Karen Armstong wrote this: to which Harris has posted a rather rude, incomplete, shallow retort in the style of his usual blanket assertions about the inanities of religion and the superiority of his New Atheism.
I am hopeful that Armstrong’s winsome depiction of Islam will shame and enlighten them, as it has me. They will discover that Hassan al-Banna and Tariq Ramadan are paragons of meliorism and wisdom, while we are ignorant bigots who know nothing of theology (of course), politics (Christopher, are you listening?), human nature (what’s to know?), or the proper limits of science (um … narrower?).
via The God Fraud : : Sam Harris.
Nice, Sam. You say : “They will discover that Hassan al-Banna and Tariq Ramadan are paragons of meliorism and wisdom” , also something Armstrong doesn’t come anywhere close to saying.

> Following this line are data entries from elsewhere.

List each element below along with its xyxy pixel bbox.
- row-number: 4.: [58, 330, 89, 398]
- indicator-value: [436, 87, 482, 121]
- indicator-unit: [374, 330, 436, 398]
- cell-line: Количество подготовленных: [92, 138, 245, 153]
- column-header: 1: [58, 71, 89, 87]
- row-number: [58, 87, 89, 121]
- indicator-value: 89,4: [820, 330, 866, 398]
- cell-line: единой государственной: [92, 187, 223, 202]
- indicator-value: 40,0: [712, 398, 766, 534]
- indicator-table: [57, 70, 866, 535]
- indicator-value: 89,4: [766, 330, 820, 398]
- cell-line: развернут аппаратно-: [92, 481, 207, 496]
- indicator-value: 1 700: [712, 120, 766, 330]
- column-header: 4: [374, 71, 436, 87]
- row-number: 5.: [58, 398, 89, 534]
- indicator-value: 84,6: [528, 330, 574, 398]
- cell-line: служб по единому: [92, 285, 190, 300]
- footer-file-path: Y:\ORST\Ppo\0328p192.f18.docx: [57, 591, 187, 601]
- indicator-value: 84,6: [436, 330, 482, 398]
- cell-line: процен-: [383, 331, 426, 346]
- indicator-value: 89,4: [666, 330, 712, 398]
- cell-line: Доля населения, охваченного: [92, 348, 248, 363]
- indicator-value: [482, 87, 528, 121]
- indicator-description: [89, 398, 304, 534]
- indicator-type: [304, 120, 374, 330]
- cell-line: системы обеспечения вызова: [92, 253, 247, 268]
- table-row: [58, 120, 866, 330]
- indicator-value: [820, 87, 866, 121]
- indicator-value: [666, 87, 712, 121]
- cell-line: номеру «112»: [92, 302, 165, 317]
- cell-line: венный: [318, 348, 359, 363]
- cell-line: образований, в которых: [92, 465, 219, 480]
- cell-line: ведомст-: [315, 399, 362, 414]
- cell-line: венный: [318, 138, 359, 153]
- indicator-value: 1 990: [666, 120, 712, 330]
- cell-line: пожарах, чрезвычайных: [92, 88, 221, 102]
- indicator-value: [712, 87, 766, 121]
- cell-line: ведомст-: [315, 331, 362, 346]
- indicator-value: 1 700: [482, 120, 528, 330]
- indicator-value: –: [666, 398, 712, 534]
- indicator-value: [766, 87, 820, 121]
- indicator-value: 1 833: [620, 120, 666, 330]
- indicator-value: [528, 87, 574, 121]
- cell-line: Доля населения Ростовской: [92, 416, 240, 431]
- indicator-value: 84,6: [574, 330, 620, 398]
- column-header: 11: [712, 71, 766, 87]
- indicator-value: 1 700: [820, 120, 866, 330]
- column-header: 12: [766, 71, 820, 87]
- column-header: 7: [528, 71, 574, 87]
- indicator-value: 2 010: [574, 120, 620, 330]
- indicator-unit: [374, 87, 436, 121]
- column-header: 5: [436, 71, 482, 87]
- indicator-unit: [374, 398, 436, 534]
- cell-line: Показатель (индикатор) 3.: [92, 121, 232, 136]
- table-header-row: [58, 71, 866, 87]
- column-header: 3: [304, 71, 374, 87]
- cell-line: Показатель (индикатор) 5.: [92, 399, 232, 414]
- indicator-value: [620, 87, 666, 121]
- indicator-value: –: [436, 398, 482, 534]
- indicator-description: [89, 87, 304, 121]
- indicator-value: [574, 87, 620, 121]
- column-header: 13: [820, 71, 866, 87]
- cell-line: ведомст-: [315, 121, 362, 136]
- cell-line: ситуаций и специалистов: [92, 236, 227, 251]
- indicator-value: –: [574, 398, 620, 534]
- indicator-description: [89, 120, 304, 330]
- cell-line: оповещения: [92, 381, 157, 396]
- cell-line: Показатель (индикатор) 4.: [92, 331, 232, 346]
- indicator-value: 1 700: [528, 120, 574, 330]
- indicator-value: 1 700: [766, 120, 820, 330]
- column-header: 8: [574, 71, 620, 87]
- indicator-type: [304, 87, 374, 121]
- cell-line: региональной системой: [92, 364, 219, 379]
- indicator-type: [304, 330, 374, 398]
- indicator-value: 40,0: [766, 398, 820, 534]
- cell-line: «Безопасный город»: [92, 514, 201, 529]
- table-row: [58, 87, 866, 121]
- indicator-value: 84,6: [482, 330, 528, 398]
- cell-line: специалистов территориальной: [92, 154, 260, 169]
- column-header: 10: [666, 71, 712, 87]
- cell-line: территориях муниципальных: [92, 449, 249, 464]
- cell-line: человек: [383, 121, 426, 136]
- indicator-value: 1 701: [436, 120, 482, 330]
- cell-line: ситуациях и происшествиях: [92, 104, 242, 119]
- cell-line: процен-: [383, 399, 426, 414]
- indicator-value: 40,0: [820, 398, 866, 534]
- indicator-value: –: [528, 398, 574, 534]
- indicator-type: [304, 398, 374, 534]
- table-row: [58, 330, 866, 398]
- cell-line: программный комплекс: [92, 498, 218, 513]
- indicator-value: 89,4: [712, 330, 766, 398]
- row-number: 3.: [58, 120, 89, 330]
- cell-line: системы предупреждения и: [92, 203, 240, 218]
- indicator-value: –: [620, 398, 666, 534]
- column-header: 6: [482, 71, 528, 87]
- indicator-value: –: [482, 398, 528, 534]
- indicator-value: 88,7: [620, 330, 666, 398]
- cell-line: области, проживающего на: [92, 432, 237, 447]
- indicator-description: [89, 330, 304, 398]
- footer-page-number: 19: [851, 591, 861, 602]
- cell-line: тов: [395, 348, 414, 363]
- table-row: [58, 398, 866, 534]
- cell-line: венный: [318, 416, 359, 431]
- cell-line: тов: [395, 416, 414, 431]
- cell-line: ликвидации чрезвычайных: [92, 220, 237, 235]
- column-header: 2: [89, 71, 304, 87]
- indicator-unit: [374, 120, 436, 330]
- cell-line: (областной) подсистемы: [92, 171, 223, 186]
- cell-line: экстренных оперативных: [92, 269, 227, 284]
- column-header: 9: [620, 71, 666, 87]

So who’s being hyperbolic , here?
And then , it’s right back into the straw man arguments Harris, Dawkins, and Hitchens are and were fond of:
I can’t quite remember how we got it into our heads that jihad was linked to violence. – Harris
And since Armstrong also spends a great deal of time and text exploring the ACTUAL history of “jihad” , INCLUDING the occurrences AND THE HISTORY OF THE VIOLENT STRANDS, that is a particularly OBTUSE way of scrapping her entire argument in favor of the ones you intend to perpetrate in the first place.
Then Harris launches in to his usual diatribe, cataloguing the instances of human sacrifice.
I hope that Armstrong will soon apply her capacious understanding of human nature to these phenomena.
But she did and has, Sam. But you stay with your winning narrative; ‘Winning” in it’s capacity to draw the applause of gleeful New Atheists worldwide. You seem adverse to ACTUAL socio-historical analysis.
Basically, Harris is here, as he often is, a sarcastic jerk. He detracts from any balanced philosophical, socratic approach he may well be capable of employing.
Armstrong need only reply with one answer, as she does:
Like many religious people, I do not believe in demons. I abhor violence of any kind, be it verbal or physical, religious or secular.
But Harris proceeds on as if he’s never been confronted with such obviously challenging and confronting claims. He sticks with the same , tired, applause lines.
More from Armstrong:
To identify religion with its worst manifestations, claim that they represent the whole, and then demolish the straw dog thus set up does not seem a rational or useful way of conducting this important debate.
In the past, theologians such as Rudolf Bultmann, Karl Rahner, and Paul Tillich enjoyed fruitful conversations with atheists and found their theology enriched by the encounters. We desperately need such interchange today. A truly Socratic dialogue with atheists could help to counter many of the abuses of faith that Harris so rightly deplores.
Harris is also seemingly oblivious (or conveniently obtuse) about Armstrong’s main point (yea, even in the subtitle does she point it out):
why secularism is almost as much of a threat to the world as fundamentalism
Harris simply ignores this. I also suspect that his obtuseness here is not necessarily intentional. It is a matter of simply not getting it (because he seems not to have read her at all….except that his habit of returning right back to his straw man arguments about religion could well be the culprit….but I’ll give him the benefit of the doubt and say he DID read her at length, in which case he simply reduced her to the same narrow confines that he has set out in the first place.